楽しくて、陽気な気持ちにさせてくれるものは、どんなものでもすばらしいものです。現実ってなかなかそうはいかないけれど、せめてクリスマスのこの楽しい時期くらい、そういうもので満たされているといいなあという願望から、わたしはこれを書きました。
お話はもうできあがっています。ですから、いつでも好きなときに、まあそれでさしつかえないのなら、好きなところから読みはじめることができます。とはいえ、話がはじまっても肝心な話はなかなかはじまらないのです。というのも、この世界では移動にそこそこ時間がかかるし、それにセフィロスさんとザックスさんとクラウドさんの三人が集まったらよけいなことがたくさん起こるし、そのよけいなことが、二次創作に宿命的に課せられた役割だったりするからです。だから事前に、「あんまり普通の小説を読むように読んではいけません」の立て札をかけておくために、まえがきが必要なわけです。そうしないと、誠実なひとが腹を立ててしまうでしょうから。そういうものに特にこだわりのあるひとは、まえがきその2へお進みください。
それから、二次創作には原作があります。原作がある以上、譲れない設定があるという方は、「この話に限っての設定資料」に目を通してみてください。そうして、受け入れられるかどうかのご判断をお願いします。
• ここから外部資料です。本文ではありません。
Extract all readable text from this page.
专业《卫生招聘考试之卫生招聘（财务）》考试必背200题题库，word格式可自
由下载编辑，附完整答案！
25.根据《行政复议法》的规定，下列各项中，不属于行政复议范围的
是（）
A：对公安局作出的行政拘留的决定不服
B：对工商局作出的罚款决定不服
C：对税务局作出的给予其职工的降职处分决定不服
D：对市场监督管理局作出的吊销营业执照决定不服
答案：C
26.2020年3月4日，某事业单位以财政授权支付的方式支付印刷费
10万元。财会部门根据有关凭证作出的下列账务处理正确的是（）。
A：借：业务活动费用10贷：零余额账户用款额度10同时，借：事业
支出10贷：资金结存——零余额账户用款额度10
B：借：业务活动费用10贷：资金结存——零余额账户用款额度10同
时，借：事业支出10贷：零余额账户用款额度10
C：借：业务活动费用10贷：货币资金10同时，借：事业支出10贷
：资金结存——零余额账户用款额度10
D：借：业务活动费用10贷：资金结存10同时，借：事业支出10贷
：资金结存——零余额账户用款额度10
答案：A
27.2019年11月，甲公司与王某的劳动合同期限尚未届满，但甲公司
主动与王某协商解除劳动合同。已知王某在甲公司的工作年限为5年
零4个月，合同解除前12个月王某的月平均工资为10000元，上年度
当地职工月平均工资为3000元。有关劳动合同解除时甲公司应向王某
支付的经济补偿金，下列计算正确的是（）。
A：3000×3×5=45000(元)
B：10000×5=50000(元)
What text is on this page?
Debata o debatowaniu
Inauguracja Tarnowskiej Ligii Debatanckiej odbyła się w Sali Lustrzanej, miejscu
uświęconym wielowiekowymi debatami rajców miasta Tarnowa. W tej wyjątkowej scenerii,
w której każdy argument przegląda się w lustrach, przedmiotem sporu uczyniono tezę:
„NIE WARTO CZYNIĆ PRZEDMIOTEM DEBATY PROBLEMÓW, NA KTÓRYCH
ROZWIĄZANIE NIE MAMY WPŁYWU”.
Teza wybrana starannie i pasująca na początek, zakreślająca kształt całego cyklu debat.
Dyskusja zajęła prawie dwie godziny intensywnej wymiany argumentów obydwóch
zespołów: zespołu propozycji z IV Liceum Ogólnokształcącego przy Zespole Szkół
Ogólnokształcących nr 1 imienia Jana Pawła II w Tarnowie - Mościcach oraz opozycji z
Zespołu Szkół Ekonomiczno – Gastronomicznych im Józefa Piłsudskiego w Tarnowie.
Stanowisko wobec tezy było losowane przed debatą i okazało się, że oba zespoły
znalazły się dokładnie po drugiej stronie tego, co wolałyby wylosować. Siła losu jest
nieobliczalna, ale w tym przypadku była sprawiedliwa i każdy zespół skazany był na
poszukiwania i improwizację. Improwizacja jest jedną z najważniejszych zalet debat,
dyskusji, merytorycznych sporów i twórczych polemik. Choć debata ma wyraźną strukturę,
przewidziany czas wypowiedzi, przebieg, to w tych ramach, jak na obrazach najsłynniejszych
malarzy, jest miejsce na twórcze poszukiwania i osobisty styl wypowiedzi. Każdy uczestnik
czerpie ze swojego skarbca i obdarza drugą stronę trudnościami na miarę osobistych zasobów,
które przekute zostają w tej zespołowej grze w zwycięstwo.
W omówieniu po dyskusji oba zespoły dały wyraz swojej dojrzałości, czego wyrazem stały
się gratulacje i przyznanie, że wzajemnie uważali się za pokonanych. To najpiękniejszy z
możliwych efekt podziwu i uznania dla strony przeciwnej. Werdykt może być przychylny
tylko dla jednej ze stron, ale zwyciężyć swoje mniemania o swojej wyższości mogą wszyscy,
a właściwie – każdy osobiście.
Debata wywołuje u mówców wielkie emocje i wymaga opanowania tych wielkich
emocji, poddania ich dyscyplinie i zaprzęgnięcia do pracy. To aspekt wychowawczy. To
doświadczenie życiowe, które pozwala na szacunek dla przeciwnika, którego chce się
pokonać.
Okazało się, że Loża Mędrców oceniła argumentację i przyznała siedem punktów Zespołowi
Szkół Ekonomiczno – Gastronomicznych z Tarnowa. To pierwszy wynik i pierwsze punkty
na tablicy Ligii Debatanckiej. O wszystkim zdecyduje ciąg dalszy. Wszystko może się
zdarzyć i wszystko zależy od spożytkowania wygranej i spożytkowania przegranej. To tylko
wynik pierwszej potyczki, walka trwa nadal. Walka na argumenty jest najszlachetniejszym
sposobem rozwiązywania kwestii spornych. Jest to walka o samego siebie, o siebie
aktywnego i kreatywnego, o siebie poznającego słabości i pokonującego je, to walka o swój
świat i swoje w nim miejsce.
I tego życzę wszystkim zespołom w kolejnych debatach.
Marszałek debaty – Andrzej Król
最後に。このお話は、これに先立つたくさんの偉大な冒険小説、探偵小説、児童文学、それにユーモア小説がなかったら、きっと生まれていませんでした。こうしたものはわたしたちを楽しませ、日常生活でこんがらがった脳みそを適度にほぐしてくれます。あるいはまた、わたしたちを鼓舞し、前に進む勇気と、寛大な精神をはぐくんでくれもします。これはほんとに大事なことです。見せかけだけの、表面をなでているだけの感動じゃなくて、魂の底の底まで響くような、力のある作品であること。でも、肩の力を抜いて、寝転がって鼻なんかほじくりながら読めること。このふたつが調和する地点に、いわゆるエンターテインメント作品の、ひとつの頂が見えるように思います。
それではセフィロスさんとクラウドさんとザックスさんのクリスマスの冒険劇を、ちょっと覗いてみることにしましょう。眼精疲労には注意してくださいね! くれぐれもよろしく。